The direction of the vector is a result of the total distance. Changes in the location of the angle near the center do not contribute much to changes in the total distance.
Small changes are magnified when the location of reflection is far from the center point. Thus, an equal location change results in a larger total distance change when the location of reflection is further away from the center. This larger difference means that the resulting vectors may be in wildly different directions, depending upon the wavelength.
First recall below a beautiful geometric proof of the law of reflection i.e. incoming angle=outgoing angle using Fermat's principle by flipping the outgoing path in the mirror plane:
$\uparrow$ Fig. 1 The law of reflection. The shortest path between $A$ and the mirror point $B'$ is a straight line. (Image from the quantapublication.wordpress.com website.)
Obviously, the shortest path is a straight line. Or equivalently, the straight line is a stationary point of path lengths in the set of all paths.
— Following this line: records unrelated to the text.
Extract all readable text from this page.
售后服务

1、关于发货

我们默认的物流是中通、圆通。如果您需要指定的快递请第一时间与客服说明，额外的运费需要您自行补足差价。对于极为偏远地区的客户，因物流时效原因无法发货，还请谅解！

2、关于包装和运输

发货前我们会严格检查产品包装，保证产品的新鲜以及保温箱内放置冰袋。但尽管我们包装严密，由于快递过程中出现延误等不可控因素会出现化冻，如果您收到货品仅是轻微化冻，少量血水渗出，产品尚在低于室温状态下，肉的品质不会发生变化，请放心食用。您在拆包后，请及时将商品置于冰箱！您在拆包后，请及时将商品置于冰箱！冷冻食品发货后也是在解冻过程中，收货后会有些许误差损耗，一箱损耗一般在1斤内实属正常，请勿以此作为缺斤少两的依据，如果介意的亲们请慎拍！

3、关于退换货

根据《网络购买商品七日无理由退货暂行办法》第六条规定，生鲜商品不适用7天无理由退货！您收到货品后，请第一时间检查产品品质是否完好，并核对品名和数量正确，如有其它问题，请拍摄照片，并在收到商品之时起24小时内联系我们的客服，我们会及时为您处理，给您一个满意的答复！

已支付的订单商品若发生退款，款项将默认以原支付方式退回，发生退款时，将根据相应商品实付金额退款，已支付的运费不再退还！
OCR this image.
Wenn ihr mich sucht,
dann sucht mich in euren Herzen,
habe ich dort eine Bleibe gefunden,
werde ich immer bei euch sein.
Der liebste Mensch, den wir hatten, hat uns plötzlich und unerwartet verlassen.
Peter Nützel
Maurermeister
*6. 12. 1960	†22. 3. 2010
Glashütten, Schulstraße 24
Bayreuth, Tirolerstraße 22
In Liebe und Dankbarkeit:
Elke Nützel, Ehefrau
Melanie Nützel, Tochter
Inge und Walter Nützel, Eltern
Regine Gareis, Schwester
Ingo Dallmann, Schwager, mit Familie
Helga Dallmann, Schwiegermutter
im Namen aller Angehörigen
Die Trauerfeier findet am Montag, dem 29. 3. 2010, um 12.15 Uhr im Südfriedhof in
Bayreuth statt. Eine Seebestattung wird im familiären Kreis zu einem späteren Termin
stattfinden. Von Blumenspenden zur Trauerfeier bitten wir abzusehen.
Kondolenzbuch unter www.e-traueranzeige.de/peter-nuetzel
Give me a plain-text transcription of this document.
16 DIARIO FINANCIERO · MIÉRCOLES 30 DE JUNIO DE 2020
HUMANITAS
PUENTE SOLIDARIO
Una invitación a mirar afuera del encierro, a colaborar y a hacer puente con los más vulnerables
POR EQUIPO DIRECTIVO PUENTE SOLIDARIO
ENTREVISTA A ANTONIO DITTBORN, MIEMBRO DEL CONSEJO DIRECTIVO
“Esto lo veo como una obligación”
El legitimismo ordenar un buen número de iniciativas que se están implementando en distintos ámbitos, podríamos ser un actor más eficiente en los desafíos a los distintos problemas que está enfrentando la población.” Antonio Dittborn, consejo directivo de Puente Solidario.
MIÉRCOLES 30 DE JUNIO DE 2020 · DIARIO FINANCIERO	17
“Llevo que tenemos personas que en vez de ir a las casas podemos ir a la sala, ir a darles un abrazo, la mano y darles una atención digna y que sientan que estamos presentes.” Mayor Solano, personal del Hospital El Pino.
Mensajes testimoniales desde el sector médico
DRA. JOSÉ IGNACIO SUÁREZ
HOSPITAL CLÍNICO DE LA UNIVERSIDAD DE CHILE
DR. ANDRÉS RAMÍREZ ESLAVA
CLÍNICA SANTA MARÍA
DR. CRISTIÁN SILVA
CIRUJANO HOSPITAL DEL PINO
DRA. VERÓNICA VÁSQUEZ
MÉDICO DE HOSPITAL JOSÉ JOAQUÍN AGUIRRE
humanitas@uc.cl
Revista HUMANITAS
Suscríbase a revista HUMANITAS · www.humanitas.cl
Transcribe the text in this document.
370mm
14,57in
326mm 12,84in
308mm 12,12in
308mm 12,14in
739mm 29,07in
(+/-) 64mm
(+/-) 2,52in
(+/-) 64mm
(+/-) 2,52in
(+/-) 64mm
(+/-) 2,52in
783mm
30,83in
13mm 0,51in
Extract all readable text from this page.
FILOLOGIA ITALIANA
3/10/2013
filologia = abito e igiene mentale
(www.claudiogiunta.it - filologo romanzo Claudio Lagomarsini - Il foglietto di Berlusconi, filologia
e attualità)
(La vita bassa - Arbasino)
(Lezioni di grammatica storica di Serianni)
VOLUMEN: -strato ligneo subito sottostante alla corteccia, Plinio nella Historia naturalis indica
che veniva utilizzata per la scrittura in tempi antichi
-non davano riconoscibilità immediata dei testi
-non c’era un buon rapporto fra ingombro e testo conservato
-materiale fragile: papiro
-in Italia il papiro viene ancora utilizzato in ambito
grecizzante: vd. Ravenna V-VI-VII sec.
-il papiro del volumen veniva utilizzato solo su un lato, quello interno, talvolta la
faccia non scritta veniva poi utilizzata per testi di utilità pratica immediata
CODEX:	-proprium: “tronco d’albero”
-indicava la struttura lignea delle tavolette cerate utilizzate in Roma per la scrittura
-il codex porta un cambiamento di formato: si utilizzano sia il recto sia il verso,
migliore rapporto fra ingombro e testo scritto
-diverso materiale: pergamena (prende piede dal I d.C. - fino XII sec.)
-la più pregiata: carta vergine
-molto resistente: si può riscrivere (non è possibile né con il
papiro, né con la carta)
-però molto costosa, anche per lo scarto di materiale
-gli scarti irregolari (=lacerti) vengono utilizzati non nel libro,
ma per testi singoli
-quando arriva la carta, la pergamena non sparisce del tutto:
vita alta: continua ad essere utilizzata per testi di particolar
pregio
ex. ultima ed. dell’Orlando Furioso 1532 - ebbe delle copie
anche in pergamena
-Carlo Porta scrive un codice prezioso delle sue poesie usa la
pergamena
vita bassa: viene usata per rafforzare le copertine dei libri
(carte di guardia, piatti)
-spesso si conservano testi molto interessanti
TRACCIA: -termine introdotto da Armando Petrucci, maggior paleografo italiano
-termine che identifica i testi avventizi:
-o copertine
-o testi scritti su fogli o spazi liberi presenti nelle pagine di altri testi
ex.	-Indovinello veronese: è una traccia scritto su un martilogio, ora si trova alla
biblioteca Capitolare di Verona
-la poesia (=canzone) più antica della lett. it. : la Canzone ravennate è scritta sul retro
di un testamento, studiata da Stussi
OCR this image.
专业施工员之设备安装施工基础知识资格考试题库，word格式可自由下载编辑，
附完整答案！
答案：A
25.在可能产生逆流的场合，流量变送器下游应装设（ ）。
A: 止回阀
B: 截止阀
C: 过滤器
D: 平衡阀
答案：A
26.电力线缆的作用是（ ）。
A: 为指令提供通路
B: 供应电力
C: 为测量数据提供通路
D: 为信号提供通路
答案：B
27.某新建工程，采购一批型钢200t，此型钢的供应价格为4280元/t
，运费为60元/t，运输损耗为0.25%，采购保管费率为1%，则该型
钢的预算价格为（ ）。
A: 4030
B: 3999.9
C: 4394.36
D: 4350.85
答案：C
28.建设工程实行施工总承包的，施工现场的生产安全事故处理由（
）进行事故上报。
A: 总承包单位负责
On one hand, the path lengths of neighboring paths to the straight line can only vary in the second order of the deformation. Therefore the corresponding phasors all point in approximately the same direction, and their sum adds up, cf. group-I in Fig. (b).
On the other hand, away from a stationary point, the path length of neighboring paths typically vary linearly in the deformation. The corresponding phasors points in very different directions, and their sum typically cancels, cf. group-II in Fig. (b).
It should be stressed that above observation is at the core of why the path integral is dominated by classical paths, cf. e.g. this Phys.SE post and links therein.